6 February 2011, 09:00 to 17:00, Brussels, Belgium

Contact: fosdem2011@puppetlabs.com

We will be holding a Configuration Management DevRoom at fosdem 2011 and
are requesting abstracts for structured presentations now.

Important information, dates:

  • Submission deadline for abstracts: 2011-01-08
  • Notification of accepted speakers: 2011-01-10
  • Final schedule: 2011-01-11

About this DevRoom

Configuration Management is exciting! It is. Really. There is huge interest in automation, configuration management and especially PAAS, SAAS, IAAS and the cloud generally. We’re seeking people who are working the field, interested in the field, or just interested in learning more about how to make their lives easier with automation and configuration management.

We invite you to submit talks on these topics:

  • Configuration Management theory principles
  • Configuration Management tools – real world use cases
  • Tools, techniques and case studies
  • Configuration Management and the Cloud
  • Configuration Management, Compliance and Security

NOTE: Puppet Labs is helping organise this room but we’re looking for talks on more than Puppet! We’re looking for CFengine, Chef, bcfg2, AutomateIT, and the myriad of other tools out there.

Your submission must include:

  • Your name
  • The title of your talk
  • A short abstract of one to two paragraphs (150 words, max.)
  • A short biography
  • Links to related websites/blogs etc.

Send the abstracts here.

Presentations are to be formal and not longer than 30 minutes, plus 15 extra for questions (45 in total).
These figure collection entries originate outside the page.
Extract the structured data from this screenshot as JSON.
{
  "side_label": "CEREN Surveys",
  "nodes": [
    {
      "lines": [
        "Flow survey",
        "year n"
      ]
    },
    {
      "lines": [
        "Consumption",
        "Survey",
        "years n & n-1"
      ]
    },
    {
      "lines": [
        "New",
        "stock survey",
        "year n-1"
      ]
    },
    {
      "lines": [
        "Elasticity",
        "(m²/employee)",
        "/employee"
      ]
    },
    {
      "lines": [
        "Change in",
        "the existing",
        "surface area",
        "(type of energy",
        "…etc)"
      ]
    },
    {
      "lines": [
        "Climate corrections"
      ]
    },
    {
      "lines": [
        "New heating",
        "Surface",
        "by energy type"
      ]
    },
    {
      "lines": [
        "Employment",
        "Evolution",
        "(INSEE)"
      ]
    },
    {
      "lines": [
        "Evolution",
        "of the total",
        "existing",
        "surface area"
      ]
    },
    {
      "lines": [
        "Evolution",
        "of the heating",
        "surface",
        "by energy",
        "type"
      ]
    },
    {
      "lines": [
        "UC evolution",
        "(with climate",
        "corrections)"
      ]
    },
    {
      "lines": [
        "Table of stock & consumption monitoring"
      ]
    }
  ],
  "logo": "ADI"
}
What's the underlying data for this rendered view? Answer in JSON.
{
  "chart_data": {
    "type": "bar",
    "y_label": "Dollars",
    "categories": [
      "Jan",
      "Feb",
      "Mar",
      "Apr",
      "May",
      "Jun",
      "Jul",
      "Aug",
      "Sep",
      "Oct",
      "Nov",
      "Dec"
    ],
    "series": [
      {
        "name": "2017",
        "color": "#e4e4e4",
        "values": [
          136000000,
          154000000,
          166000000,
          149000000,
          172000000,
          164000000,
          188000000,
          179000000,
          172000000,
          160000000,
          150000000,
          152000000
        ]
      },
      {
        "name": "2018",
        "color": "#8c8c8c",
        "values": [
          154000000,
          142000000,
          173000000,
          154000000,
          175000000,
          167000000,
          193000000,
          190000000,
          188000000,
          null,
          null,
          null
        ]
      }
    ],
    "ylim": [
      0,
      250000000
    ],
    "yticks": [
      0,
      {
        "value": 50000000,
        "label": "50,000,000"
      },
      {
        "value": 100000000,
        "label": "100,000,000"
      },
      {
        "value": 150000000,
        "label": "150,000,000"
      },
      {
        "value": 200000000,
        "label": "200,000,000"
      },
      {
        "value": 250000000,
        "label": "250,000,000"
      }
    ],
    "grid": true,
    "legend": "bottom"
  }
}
Panels with more than one speaker are something we’re also seeking, a “My configuration management tools is the awesomest and I’ll debate that!” is possible, as are shorter presentations of 20 minutes. We’re also exploring some un-conference style presentations too.

The deadline for submissions is January 8th 2011. If your proposal has been accepted, you will be informed by email by January 10th 2011.

Please feel free to forward this call for abstracts and papers to relevant lists, people and sites. We’re looking forward to seeing lots of interested folks, have lots of spirited presentations, debates, discussion and … quite possibly drinking.